DevTools and curl enough for most manual testing. Test staging, not prod.
Auth testing
Default creds: Try admin/admin, admin/password on login and admin panels.
Username enumeration: Different error messages for valid vs invalid users?
Brute force: 50 failed attempts - any lock or rate limit?
Sessions: HttpOnly? Secure? Logout invalidates server-side?
Authz testing
IDOR: Login as User A, access User B's order:
GET /api/orders/1002 # With User A's token - should 403
Vertical: Regular user tries admin endpoints.

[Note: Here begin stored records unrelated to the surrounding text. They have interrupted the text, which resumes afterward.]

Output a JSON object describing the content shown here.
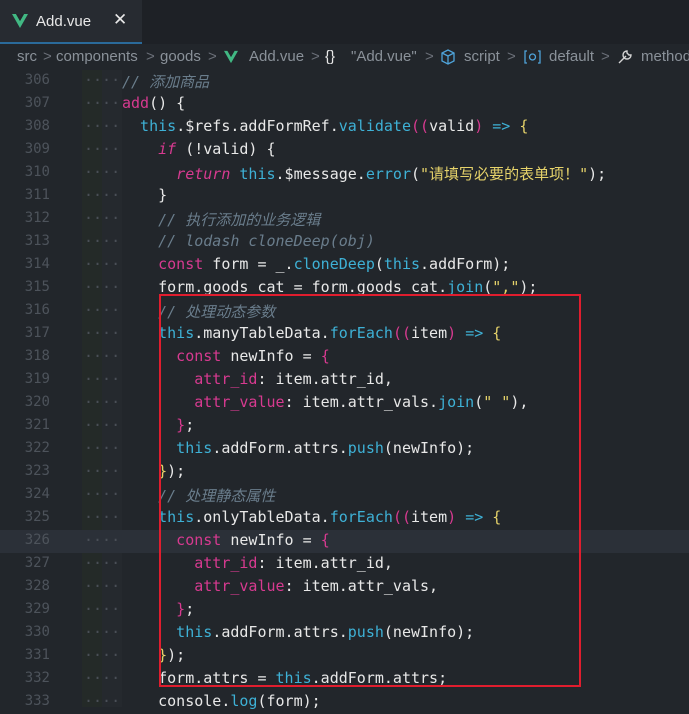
{
  "tab": {
    "title": "Add.vue",
    "close": "✕"
  },
  "breadcrumb": {
    "items": [
      "src",
      "components",
      "goods",
      "Add.vue",
      "\"Add.vue\"",
      "script",
      "default",
      "methods"
    ],
    "separators": [
      ">",
      ">",
      ">",
      ">",
      ">",
      ">",
      ">"
    ]
  },
  "lines": [
    {
      "n": "306",
      "segments": [
        {
          "t": "// 添加商品",
          "c": "c-comment"
        }
      ]
    },
    {
      "n": "307",
      "segments": [
        {
          "t": "add",
          "c": "c-prop"
        },
        {
          "t": "() {",
          "c": "c-plain"
        }
      ]
    },
    {
      "n": "308",
      "segments": [
        {
          "t": "  this",
          "c": "c-this"
        },
        {
          "t": ".$refs.addFormRef.",
          "c": "c-plain"
        },
        {
          "t": "validate",
          "c": "c-fn"
        },
        {
          "t": "((",
          "c": "c-paren"
        },
        {
          "t": "valid",
          "c": "c-plain"
        },
        {
          "t": ") ",
          "c": "c-paren"
        },
        {
          "t": "=>",
          "c": "c-fn"
        },
        {
          "t": " {",
          "c": "c-brace"
        }
      ]
    },
    {
      "n": "309",
      "segments": [
        {
          "t": "    if",
          "c": "c-kw c-italic"
        },
        {
          "t": " (!valid) {",
          "c": "c-plain"
        }
      ]
    },
    {
      "n": "310",
      "segments": [
        {
          "t": "      return",
          "c": "c-kw c-italic"
        },
        {
          "t": " this",
          "c": "c-this"
        },
        {
          "t": ".$message.",
          "c": "c-plain"
        },
        {
          "t": "error",
          "c": "c-fn"
        },
        {
          "t": "(",
          "c": "c-plain"
        },
        {
          "t": "\"请填写必要的表单项！\"",
          "c": "c-str"
        },
        {
          "t": ");",
          "c": "c-plain"
        }
      ]
    },
    {
      "n": "311",
      "segments": [
        {
          "t": "    }",
          "c": "c-plain"
        }
      ]
    },
    {
      "n": "312",
      "segments": [
        {
          "t": "    // 执行添加的业务逻辑",
          "c": "c-comment"
        }
      ]
    },
    {
      "n": "313",
      "segments": [
        {
          "t": "    // lodash cloneDeep(obj)",
          "c": "c-comment"
        }
      ]
    },
    {
      "n": "314",
      "segments": [
        {
          "t": "    const",
          "c": "c-kw"
        },
        {
          "t": " form = _.",
          "c": "c-plain"
        },
        {
          "t": "cloneDeep",
          "c": "c-fn"
        },
        {
          "t": "(",
          "c": "c-plain"
        },
        {
          "t": "this",
          "c": "c-this"
        },
        {
          "t": ".addForm);",
          "c": "c-plain"
        }
      ]
    },
    {
      "n": "315",
      "segments": [
        {
          "t": "    form.goods_cat = form.goods_cat.",
          "c": "c-plain"
        },
        {
          "t": "join",
          "c": "c-fn"
        },
        {
          "t": "(",
          "c": "c-plain"
        },
        {
          "t": "\",\"",
          "c": "c-str"
        },
        {
          "t": ");",
          "c": "c-plain"
        }
      ]
    },
    {
      "n": "316",
      "segments": [
        {
          "t": "    // 处理动态参数",
          "c": "c-comment"
        }
      ]
    },
    {
      "n": "317",
      "segments": [
        {
          "t": "    this",
          "c": "c-this"
        },
        {
          "t": ".manyTableData.",
          "c": "c-plain"
        },
        {
          "t": "forEach",
          "c": "c-fn"
        },
        {
          "t": "((",
          "c": "c-paren"
        },
        {
          "t": "item",
          "c": "c-plain"
        },
        {
          "t": ") ",
          "c": "c-paren"
        },
        {
          "t": "=>",
          "c": "c-fn"
        },
        {
          "t": " {",
          "c": "c-brace"
        }
      ]
    },
    {
      "n": "318",
      "segments": [
        {
          "t": "      const",
          "c": "c-kw"
        },
        {
          "t": " newInfo = ",
          "c": "c-plain"
        },
        {
          "t": "{",
          "c": "c-paren"
        }
      ]
    },
    {
      "n": "319",
      "segments": [
        {
          "t": "        attr_id",
          "c": "c-prop"
        },
        {
          "t": ": item.attr_id,",
          "c": "c-plain"
        }
      ]
    },
    {
      "n": "320",
      "segments": [
        {
          "t": "        attr_value",
          "c": "c-prop"
        },
        {
          "t": ": item.attr_vals.",
          "c": "c-plain"
        },
        {
          "t": "join",
          "c": "c-fn"
        },
        {
          "t": "(",
          "c": "c-plain"
        },
        {
          "t": "\" \"",
          "c": "c-str"
        },
        {
          "t": "),",
          "c": "c-plain"
        }
      ]
    },
    {
      "n": "321",
      "segments": [
        {
          "t": "      }",
          "c": "c-paren"
        },
        {
          "t": ";",
          "c": "c-plain"
        }
      ]
    },
    {
      "n": "322",
      "segments": [
        {
          "t": "      this",
          "c": "c-this"
        },
        {
          "t": ".addForm.attrs.",
          "c": "c-plain"
        },
        {
          "t": "push",
          "c": "c-fn"
        },
        {
          "t": "(newInfo);",
          "c": "c-plain"
        }
      ]
    },
    {
      "n": "323",
      "segments": [
        {
          "t": "    }",
          "c": "c-brace"
        },
        {
          "t": ");",
          "c": "c-plain"
        }
      ]
    },
    {
      "n": "324",
      "segments": [
        {
          "t": "    // 处理静态属性",
          "c": "c-comment"
        }
      ]
    },
    {
      "n": "325",
      "segments": [
        {
          "t": "    this",
          "c": "c-this"
        },
        {
          "t": ".onlyTableData.",
          "c": "c-plain"
        },
        {
          "t": "forEach",
          "c": "c-fn"
        },
        {
          "t": "((",
          "c": "c-paren"
        },
        {
          "t": "item",
          "c": "c-plain"
        },
        {
          "t": ") ",
          "c": "c-paren"
        },
        {
          "t": "=>",
          "c": "c-fn"
        },
        {
          "t": " {",
          "c": "c-brace"
        }
      ]
    },
    {
      "n": "326",
      "segments": [
        {
          "t": "      const",
          "c": "c-kw"
        },
        {
          "t": " newInfo = ",
          "c": "c-plain"
        },
        {
          "t": "{",
          "c": "c-paren"
        }
      ]
    },
    {
      "n": "327",
      "segments": [
        {
          "t": "        attr_id",
          "c": "c-prop"
        },
        {
          "t": ": item.attr_id,",
          "c": "c-plain"
        }
      ]
    },
    {
      "n": "328",
      "segments": [
        {
          "t": "        attr_value",
          "c": "c-prop"
        },
        {
          "t": ": item.attr_vals,",
          "c": "c-plain"
        }
      ]
    },
    {
      "n": "329",
      "segments": [
        {
          "t": "      }",
          "c": "c-paren"
        },
        {
          "t": ";",
          "c": "c-plain"
        }
      ]
    },
    {
      "n": "330",
      "segments": [
        {
          "t": "      this",
          "c": "c-this"
        },
        {
          "t": ".addForm.attrs.",
          "c": "c-plain"
        },
        {
          "t": "push",
          "c": "c-fn"
        },
        {
          "t": "(newInfo);",
          "c": "c-plain"
        }
      ]
    },
    {
      "n": "331",
      "segments": [
        {
          "t": "    }",
          "c": "c-brace"
        },
        {
          "t": ");",
          "c": "c-plain"
        }
      ]
    },
    {
      "n": "332",
      "segments": [
        {
          "t": "    form.attrs = ",
          "c": "c-plain"
        },
        {
          "t": "this",
          "c": "c-this"
        },
        {
          "t": ".addForm.attrs;",
          "c": "c-plain"
        }
      ]
    },
    {
      "n": "333",
      "segments": [
        {
          "t": "    console.",
          "c": "c-plain"
        },
        {
          "t": "log",
          "c": "c-fn"
        },
        {
          "t": "(form);",
          "c": "c-plain"
        }
      ]
    }
  ],
  "current_line": "326",
  "colors": {
    "highlight_box": "#e01d2e",
    "background": "#22262b"
  },
  "icons": [
    "vue-logo-icon",
    "close-icon",
    "braces-icon",
    "cube-icon",
    "symbol-icon",
    "wrench-icon"
  ]
}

Mass assignment: {"role": "admin"} in update request accepted?
Injection
SQLi: ' OR '1'='1 - different response?
XSS: <script>alert(1)</script> reflected?
SSRF: http://169.254.169.254/ in URL fields.
File upload
Upload .php, double extensions, path traversal filename, oversized files.
Automated
docker run -t zaproxy/zap-stable zap-baseline.py -t https://staging.example.com
nuclei -u https://staging.example.com -severity medium,high,critical
Methodology
Map → Auth → Authz → Injection → Upload → Business logic → Automate → Report
The takeaway
Test auth (brute force, sessions). Test authz (IDOR, escalation). Test injection on every input. Document with repro steps, impact, fix.